7. Learn to walk with straight shoulders
One shouldn’t go around with their nose wrinkled. You should feel relaxed but act confidently, as the world belongs to you. I know, maybe you don’t believe that the world belongs to you; however, this is only your opinion .
8. Make mistakes as much as possible!
I’m sure you’ve met people who are scared of making mistakes. Some are afraid to establish a company; others are scared to confess their love to another person. People are afraid to make a mistake, to be laughed at, because they think their worth will go down. This is not true. In reality, the more mistakes you make, the more you will gain the experience that will increase your worth. After all, the more problems you solve, the more experience you have.

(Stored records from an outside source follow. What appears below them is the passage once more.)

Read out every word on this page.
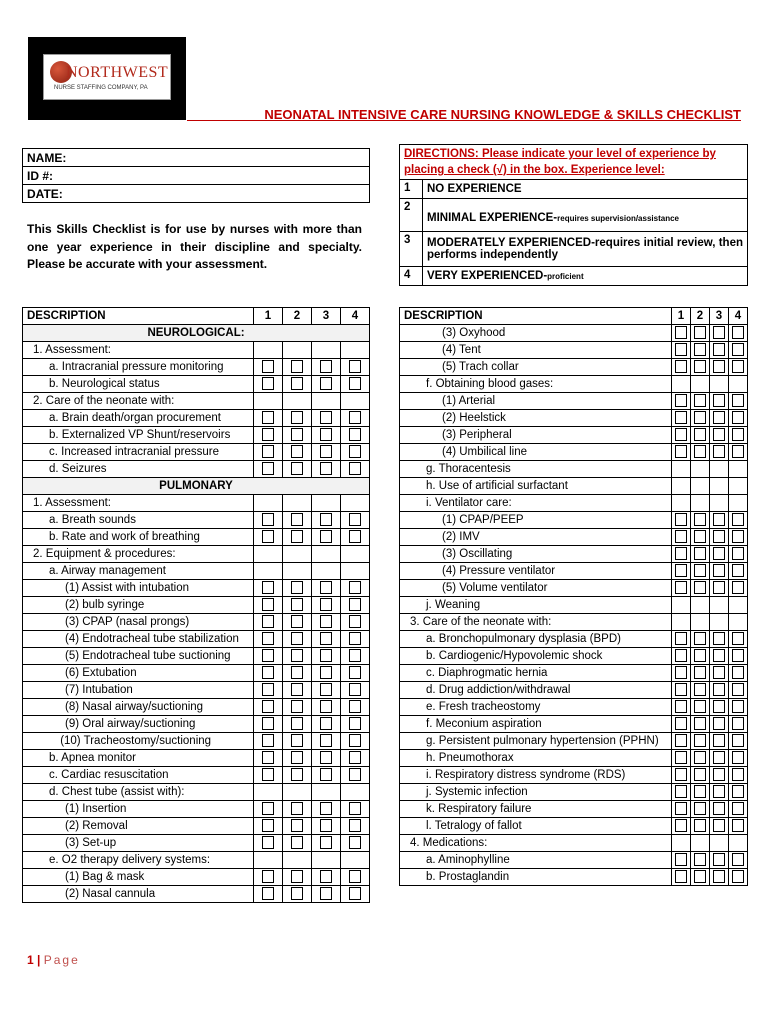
NORTHWEST
NURSE STAFFING COMPANY, PA
NEONATAL INTENSIVE CARE NURSING KNOWLEDGE & SKILLS CHECKLIST
NAME:
ID #:
DATE:
This Skills Checklist is for use by nurses with more than one year experience in their discipline and specialty. Please be accurate with your assessment.
DIRECTIONS: Please indicate your level of experience by placing a check (√) in the box. Experience level:	
1	NO EXPERIENCE
2	MINIMAL EXPERIENCE-requires supervision/assistance
3	MODERATELY EXPERIENCED-requires initial review, then performs independently
4	VERY EXPERIENCED-proficient
DESCRIPTION	1	2	3	4
NEUROLOGICAL:				
1. Assessment:				
a. Intracranial pressure monitoring				
b. Neurological status				
2. Care of the neonate with:				
a. Brain death/organ procurement				
b. Externalized VP Shunt/reservoirs				
c. Increased intracranial pressure				
d. Seizures				
PULMONARY				
1. Assessment:				
a. Breath sounds				
b. Rate and work of breathing				
2. Equipment & procedures:				
a. Airway management				
(1) Assist with intubation				
(2) bulb syringe				
(3) CPAP (nasal prongs)				
(4) Endotracheal tube stabilization				
(5) Endotracheal tube suctioning				
(6) Extubation				
(7) Intubation				
(8) Nasal airway/suctioning				
(9) Oral airway/suctioning				
(10) Tracheostomy/suctioning				
b. Apnea monitor				
c. Cardiac resuscitation				
d. Chest tube (assist with):				
(1) Insertion				
(2) Removal				
(3) Set-up				
e. O2 therapy delivery systems:				
(1) Bag & mask				
(2) Nasal cannula				
DESCRIPTION	1	2	3	4
(3) Oxyhood				
(4) Tent				
(5) Trach collar				
f. Obtaining blood gases:				
(1) Arterial				
(2) Heelstick				
(3) Peripheral				
(4) Umbilical line				
g. Thoracentesis				
h. Use of artificial surfactant				
i. Ventilator care:				
(1) CPAP/PEEP				
(2) IMV				
(3) Oscillating				
(4) Pressure ventilator				
(5) Volume ventilator				
j. Weaning				
3. Care of the neonate with:				
a. Bronchopulmonary dysplasia (BPD)				
b. Cardiogenic/Hypovolemic shock				
c. Diaphrogmatic hernia				
d. Drug addiction/withdrawal				
e. Fresh tracheostomy				
f. Meconium aspiration				
g. Persistent pulmonary hypertension (PPHN)				
h. Pneumothorax				
i. Respiratory distress syndrome (RDS)				
j. Systemic infection				
k. Respiratory failure				
l. Tetralogy of fallot				
4. Medications:				
a. Aminophylline				
b. Prostaglandin				
1 | Page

Moreover, the more experience you have, the more interesting you are to experience seekers. And if you run away from problems all your life, it will be difficult for you to share advice with others. If you have no experience, you will not be able to write a book or tell a story that will inspire your grandchildren.

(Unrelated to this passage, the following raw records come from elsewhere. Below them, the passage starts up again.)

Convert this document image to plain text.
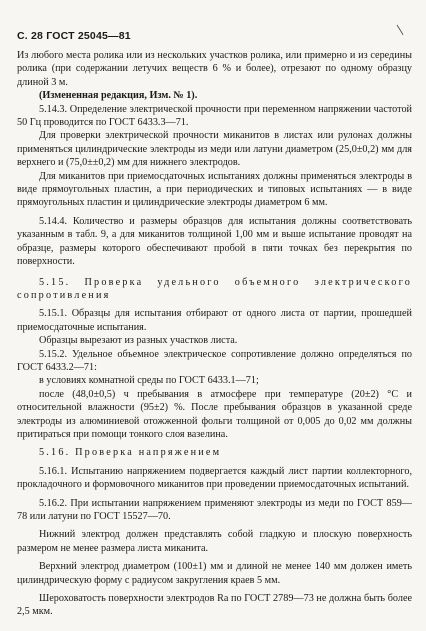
С. 28 ГОСТ 25045—81

Из любого места ролика или из нескольких участков ролика, или примерно и из середины ролика (при содержании летучих веществ 6 % и более), отрезают по одному образцу длиной 3 м.

(Измененная редакция, Изм. № 1).

5.14.3. Определение электрической прочности при переменном напряжении частотой 50 Гц проводится по ГОСТ 6433.3—71.

Для проверки электрической прочности миканитов в листах или рулонах должны применяться цилиндрические электроды из меди или латуни диаметром (25,0±0,2) мм для верхнего и (75,0±±0,2) мм для нижнего электродов.

Для миканитов при приемосдаточных испытаниях должны применяться электроды в виде прямоугольных пластин, а при периодических и типовых испытаниях — в виде прямоугольных пластин и цилиндрические электроды диаметром 6 мм.

5.14.4. Количество и размеры образцов для испытания должны соответствовать указанным в табл. 9, а для миканитов толщиной 1,00 мм и выше испытание проводят на образце, размеры которого обеспечивают пробой в пяти точках без перекрытия по поверхности.

5.15. Проверка удельного объемного электрического сопротивления

5.15.1. Образцы для испытания отбирают от одного листа от партии, прошедшей приемосдаточные испытания.

Образцы вырезают из разных участков листа.

5.15.2. Удельное объемное электрическое сопротивление должно определяться по ГОСТ 6433.2—71:

в условиях комнатной среды по ГОСТ 6433.1—71;

после (48,0±0,5) ч пребывания в атмосфере при температуре (20±2) °С и относительной влажности (95±2) %. После пребывания образцов в указанной среде электроды из алюминиевой отожженной фольги толщиной от 0,005 до 0,02 мм должны притираться при помощи тонкого слоя вазелина.

5.16. Проверка напряжением

5.16.1. Испытанию напряжением подвергается каждый лист партии коллекторного, прокладочного и формовочного миканитов при проведении приемосдаточных испытаний.

5.16.2. При испытании напряжением применяют электроды из меди по ГОСТ 859—78 или латуни по ГОСТ 15527—70.

Нижний электрод должен представлять собой гладкую и плоскую поверхность размером не менее размера листа миканита.

Верхний электрод диаметром (100±1) мм и длиной не менее 140 мм должен иметь цилиндрическую форму с радиусом закругления краев 5 мм.

Шероховатость поверхности электродов Ra по ГОСТ 2789—73 не должна быть более 2,5 мкм.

“Alex, I don’t care about my grandchildren, I don’t need them to be fascinated by me!” one of the tough guys will say. I have an answer for him. You have the right to act as you wish; the fact remains that the more experience you have, the more confidence you have. This is not just my opinion. Psychologists say that inner trust directly depends on how many problems and conflicts you have resolved.
9. Reach confidence not through the outside but through your creations + deeds
Everyone has seen Elon Musk. In his eyes and facial expression, there isn’t much confidence. As he doesn’t trust his outside, he has gigantic trust in business. That’s why the question arises as to what the better way to impress other people is with the outside or…
Let’s look at this from a different angle. Do you think the Dalai Lama is confident? He is, but his confidence charms me more than some confident Don Juan. That’s why you need to decide what kind of confidence is worth reaching.
There are different kinds of confidence. I especially admire people who trust their creations. The sentence “Better a charming deed than a charming body” befits them perfectly.
If you create intellectual beauty, you pay less attention to what others think about your external beauty, and this will give you great self-confidence!